By recess, Ethan’s petition wasn’t a petition anymore.
It was a problem.
He found me in the hallway the second the doors opened.
Vanessa stayed back near the water fountain, one hand under her stomach, the other pressed to her chest like betrayal was physically exhausting when it happened to her.
Ethan came toward me fast, jaw tight, eyes burning.
“Have you lost your mind?”
I looked at him.
Up close, he was the same man who used to argue in controlled tones and call it reason. The same man who never shouted because he preferred cleaner weapons.
“No,” I said. “I think you just lost the audience.”
His nostrils flared. “You had no right to blindside me.”
I almost smiled.
“You filed for divorce in secret, hid our daughter from the court, and tried to take the house while sitting beside your pregnant mistress.”
His face hardened. “Don’t call her that.”
I leaned in just enough for him to hear me clearly.
“What would you prefer? Business expense?”
That hit.
Good.
He lowered his voice. “You disappeared for three years.”
“I deployed.”
“You vanished.”
“I left under orders you signed acknowledging.”
He raked a hand through his hair. “You expect me to live in limbo forever?”
“No,” I said. “I expected you not to rob me.”

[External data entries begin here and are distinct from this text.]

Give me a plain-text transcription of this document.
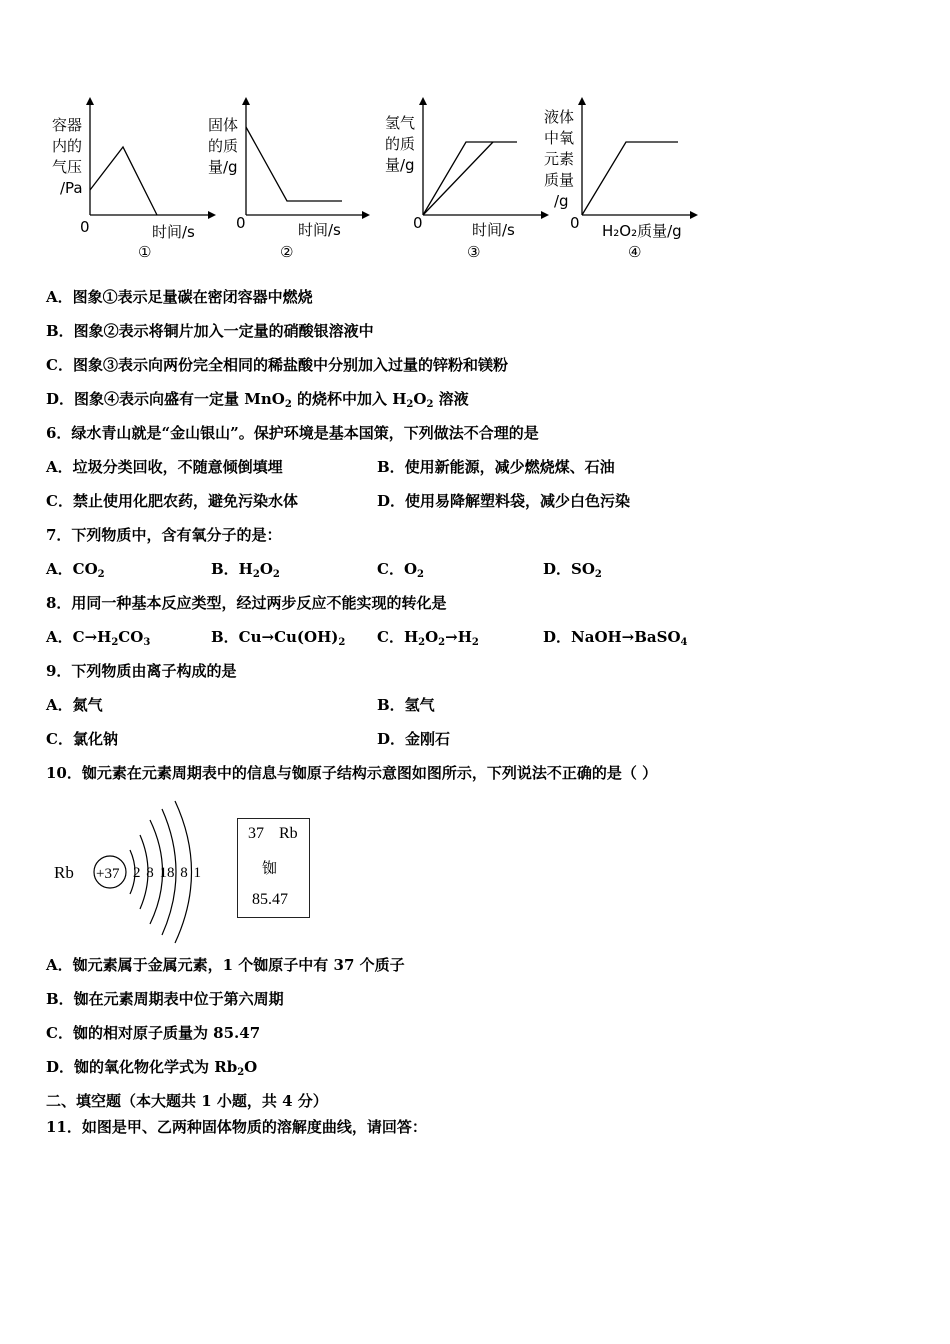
容器
内的
气压
/Pa
0	时间/s
①
固体
的质
量/g
0	时间/s
②
氢气
的质
量/g
0	时间/s
③
液体
中氧
元素
质量
/g
0 H₂O₂质量/g
④
A．图象①表示足量碳在密闭容器中燃烧
B．图象②表示将铜片加入一定量的硝酸银溶液中
C．图象③表示向两份完全相同的稀盐酸中分别加入过量的锌粉和镁粉
D．图象④表示向盛有一定量 MnO$_2$ 的烧杯中加入 $H_2O_2$ 溶液
6．绿水青山就是“金山银山”。保护环境是基本国策，下列做法不合理的是
A．垃圾分类回收，不随意倾倒填埋	B．使用新能源，减少燃烧煤、石油
C．禁止使用化肥农药，避免污染水体	D．使用易降解塑料袋，减少白色污染
7．下列物质中，含有氧分子的是：
A．$CO_2$	B．$H_2O_2$	C．$O_2$	D．$SO_2$
8．用同一种基本反应类型，经过两步反应不能实现的转化是
A．$C\to H_2CO_3$	B．$Cu\to Cu(OH)_2$ C．$H_2O_2\to H_2$	D．NaOH→BaSO$_4$
9．下列物质由离子构成的是
A．氮气	B．氢气
C．氯化钠	D．金刚石
10．铷元素在元素周期表中的信息与铷原子结构示意图如图所示，下列说法不正确的是（ ）
Rb +37 2 8 18 8 1
37 Rb
铷
85.47
A．铷元素属于金属元素，1 个铷原子中有 37 个质子
B．铷在元素周期表中位于第六周期
C．铷的相对原子质量为 85.47
D．铷的氧化物化学式为 $Rb_2O$
二、填空题（本大题共 1 小题，共 4 分）
11．如图是甲、乙两种固体物质的溶解度曲线，请回答：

That was what cracked the mask.
His eyes flicked away for half a second.
Tiny.
But fatal.
I folded my arms. “You moved money.”
“We needed it.”
“We?”
His jaw tightened.
Behind him, Vanessa gathered herself and approached with careful little steps. Her expression was softer now, less victorious than frightened.
“Ethan,” she said quietly, touching his sleeve.
Then she looked at me.
There it was again—that look women like her perfected. Injured innocence with a lacquered finish.
“I know you hate me,” she whispered.
“I don’t know you well enough for that.”
Her lips parted.
“I love him.”
I laughed once, low and humorless.
“Congratulations.”
She blinked.
“You’re sleeping with a married man who has an eight-year-old daughter he forgot to mention in court,” I said. “Love may not be your biggest issue.”
Color drained from her face.
Ethan stepped between us. “That’s enough.”
“No,” I said. “Enough was before you used my deployment as an excuse to build a second life with my money.”
He rubbed at his temple like he was the tired one.
“There were debts.”
That stopped me.
Not because I was surprised.
Because of how casually he said it.
I stared at him. “What debts?”
He said nothing.
And that silence told me more than the bank records had.
This wasn’t just about Vanessa.
Vanessa was the symptom.
The disease was money.
“How much?” I asked.
“Amelia—”
“How much?”
He looked past me, over my shoulder, anywhere but my face.
That was when another voice cut cleanly through the hallway.
“Captain Cross.”
I turned.
Brigadier General Thomas Avery strode toward us in service dress, flanked by one military legal officer and Sergeant Reeves. Every head in the corridor turned with him.
Ethan went pale.
Good.
I hadn’t been bluffing about the number in my phone.
The General stopped beside me and gave Ethan a look that belonged in front of a firing squad.
“Captain,” he said, “I came as soon as I could.”
“Thank you, sir.”
He handed me a sealed envelope. “Preliminary confirmation. Unauthorized access requests were submitted in your name during your restricted deployment period. That alone is enough to trigger a federal review.”
I took the envelope without looking away from Ethan.
His face told me he already knew what was in it.
The General’s voice carried.
“Mr. Cross, misuse of military spousal systems and falsification of protected records is not a domestic misunderstanding.”
Vanessa stepped back from Ethan like proximity itself had become dangerous.
The military legal officer beside the General introduced herself to the clerk and requested permission to submit additional materials to the court.
The clerk nodded like she had forgotten how to blink.
Ethan looked at me. “You brought the Army into this?”
I met his gaze. “You forged my name into it first.”